Moyo then was the head of the number of secondary schools such as Whitewater, Ratanyana, Sontala, St Sebastian and Silozwi in Kezi. He retired in July 2017 at Silozwi. In Zimta, Moyo rose through different ranks, up to the position of the national treasurer in 2008, an office he left on his retirement.

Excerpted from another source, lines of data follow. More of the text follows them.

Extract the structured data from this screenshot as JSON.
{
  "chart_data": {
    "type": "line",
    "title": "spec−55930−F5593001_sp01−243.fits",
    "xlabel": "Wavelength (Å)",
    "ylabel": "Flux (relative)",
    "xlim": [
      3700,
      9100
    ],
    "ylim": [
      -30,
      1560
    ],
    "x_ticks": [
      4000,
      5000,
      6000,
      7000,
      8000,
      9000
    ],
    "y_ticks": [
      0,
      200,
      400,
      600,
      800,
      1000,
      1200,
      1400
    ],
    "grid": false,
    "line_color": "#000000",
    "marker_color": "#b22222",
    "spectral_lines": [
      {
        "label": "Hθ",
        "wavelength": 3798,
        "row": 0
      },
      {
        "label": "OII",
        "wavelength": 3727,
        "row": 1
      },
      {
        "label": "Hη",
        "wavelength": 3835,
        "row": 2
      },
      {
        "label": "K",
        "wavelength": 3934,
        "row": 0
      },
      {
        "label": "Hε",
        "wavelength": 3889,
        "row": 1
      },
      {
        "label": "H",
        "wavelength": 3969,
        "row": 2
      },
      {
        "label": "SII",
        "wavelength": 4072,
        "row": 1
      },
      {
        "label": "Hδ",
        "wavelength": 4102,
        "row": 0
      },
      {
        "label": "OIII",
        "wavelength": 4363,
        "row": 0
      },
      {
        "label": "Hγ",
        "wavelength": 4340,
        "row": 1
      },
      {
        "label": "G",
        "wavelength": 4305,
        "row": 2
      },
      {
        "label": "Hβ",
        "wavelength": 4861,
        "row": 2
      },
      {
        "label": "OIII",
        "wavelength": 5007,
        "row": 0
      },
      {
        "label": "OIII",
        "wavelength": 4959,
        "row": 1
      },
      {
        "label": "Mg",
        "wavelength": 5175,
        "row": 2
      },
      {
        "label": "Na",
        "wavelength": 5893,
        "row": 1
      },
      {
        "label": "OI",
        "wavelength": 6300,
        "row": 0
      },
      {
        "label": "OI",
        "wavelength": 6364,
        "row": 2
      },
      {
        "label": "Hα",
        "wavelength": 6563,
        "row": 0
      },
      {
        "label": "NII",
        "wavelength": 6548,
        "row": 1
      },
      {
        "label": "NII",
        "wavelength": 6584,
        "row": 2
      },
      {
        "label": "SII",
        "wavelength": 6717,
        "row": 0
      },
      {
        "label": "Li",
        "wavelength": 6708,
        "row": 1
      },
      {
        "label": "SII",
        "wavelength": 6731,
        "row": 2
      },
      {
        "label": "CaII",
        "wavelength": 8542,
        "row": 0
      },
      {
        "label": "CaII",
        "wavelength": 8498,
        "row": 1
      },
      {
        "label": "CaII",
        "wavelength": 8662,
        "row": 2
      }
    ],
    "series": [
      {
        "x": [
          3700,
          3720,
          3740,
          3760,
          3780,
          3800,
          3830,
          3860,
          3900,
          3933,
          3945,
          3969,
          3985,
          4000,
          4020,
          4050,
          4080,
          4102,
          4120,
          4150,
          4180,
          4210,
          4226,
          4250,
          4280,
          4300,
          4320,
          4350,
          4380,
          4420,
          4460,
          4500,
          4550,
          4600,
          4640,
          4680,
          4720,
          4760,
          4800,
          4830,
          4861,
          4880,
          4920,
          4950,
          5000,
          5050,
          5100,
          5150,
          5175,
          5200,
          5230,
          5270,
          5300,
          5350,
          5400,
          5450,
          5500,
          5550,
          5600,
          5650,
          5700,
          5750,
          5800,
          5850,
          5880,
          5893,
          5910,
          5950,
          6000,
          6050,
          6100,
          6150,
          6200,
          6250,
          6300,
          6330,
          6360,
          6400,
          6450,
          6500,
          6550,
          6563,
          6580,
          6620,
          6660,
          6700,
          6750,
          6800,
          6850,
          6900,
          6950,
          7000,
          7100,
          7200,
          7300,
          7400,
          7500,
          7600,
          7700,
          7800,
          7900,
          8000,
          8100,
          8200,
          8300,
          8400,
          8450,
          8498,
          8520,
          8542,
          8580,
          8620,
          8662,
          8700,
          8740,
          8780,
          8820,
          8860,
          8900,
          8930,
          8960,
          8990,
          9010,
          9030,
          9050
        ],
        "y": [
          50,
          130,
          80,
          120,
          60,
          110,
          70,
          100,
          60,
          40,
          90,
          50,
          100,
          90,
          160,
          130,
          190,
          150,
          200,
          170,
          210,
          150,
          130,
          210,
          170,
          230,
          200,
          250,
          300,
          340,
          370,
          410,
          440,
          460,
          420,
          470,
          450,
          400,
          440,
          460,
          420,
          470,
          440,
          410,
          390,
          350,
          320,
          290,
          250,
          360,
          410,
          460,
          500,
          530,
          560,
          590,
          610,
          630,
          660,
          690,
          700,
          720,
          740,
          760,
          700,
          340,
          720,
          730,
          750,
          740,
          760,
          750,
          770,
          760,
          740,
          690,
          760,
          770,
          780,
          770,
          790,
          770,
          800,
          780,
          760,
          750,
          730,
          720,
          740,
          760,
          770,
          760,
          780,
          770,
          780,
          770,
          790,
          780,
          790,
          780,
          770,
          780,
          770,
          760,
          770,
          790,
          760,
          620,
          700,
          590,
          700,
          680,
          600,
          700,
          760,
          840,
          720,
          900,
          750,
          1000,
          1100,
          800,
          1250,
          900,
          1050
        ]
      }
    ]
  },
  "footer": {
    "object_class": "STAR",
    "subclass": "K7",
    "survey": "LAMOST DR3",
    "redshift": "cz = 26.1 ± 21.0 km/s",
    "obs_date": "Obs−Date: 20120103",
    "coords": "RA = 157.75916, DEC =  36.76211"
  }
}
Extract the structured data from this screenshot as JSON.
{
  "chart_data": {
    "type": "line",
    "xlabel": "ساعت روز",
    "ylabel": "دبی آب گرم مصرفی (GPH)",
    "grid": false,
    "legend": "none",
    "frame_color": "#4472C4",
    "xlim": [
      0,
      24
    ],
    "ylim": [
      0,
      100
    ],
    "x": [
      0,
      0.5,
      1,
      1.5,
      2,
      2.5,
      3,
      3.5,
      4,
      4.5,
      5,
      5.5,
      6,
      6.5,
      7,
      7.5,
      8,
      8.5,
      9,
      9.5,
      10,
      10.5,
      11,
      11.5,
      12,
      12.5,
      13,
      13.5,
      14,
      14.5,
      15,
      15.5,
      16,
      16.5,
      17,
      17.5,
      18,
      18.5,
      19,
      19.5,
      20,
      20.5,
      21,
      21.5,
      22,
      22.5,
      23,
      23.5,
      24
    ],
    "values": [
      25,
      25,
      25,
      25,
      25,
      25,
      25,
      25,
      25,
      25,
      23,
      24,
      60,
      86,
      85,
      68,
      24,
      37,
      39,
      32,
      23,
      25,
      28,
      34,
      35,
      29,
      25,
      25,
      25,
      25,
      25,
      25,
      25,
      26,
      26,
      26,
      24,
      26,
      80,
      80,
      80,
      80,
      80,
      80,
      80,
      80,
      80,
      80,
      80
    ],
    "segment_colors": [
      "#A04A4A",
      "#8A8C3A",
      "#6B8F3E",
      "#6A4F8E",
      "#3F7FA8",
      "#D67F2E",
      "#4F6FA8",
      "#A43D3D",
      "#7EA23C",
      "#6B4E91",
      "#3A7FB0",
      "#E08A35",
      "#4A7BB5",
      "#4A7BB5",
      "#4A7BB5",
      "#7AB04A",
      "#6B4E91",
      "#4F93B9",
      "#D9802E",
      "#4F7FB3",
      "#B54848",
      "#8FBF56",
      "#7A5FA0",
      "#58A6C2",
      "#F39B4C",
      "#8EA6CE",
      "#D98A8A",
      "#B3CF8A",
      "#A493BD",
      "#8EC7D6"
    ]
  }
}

During his service in Zimta, Moyo served in the National Council of Joint Negotiating for education sector that in 2014 he was appointed as the board member of theZimsec where he served until 2017.

He worked in the Zimbabwe Examinations Council as the board member, as well as at Zimbabwe Teachers' Association (Zimta) as the national treasurer.

Moyo also served as the finance committee member of the Southern African Teachers' Organisation.

As the result of the 2023 elections, Emmerson Mnangagwa announced his newly sworn cabinet on 11 September 2023 where moyo was the Minister of Energy and Power Development.

=== Business ===
Moyo is reported to own a rancher of cattle in Kezi.

== Travels ==
On 7 March 2024, Minister Moyo attended energy summit in the US.

== Events ==

=== Nominational Court 2023 ===
The ZEC announced the list of the candidates for its 2023 elections for the Matabeleland South. For Matobo Constituency, Moyo won the elections beating Nicholas Abson Dube of ZAPU, Collen Ngwenya of CCC Party and Mlungisi Nyathi of Independent Party.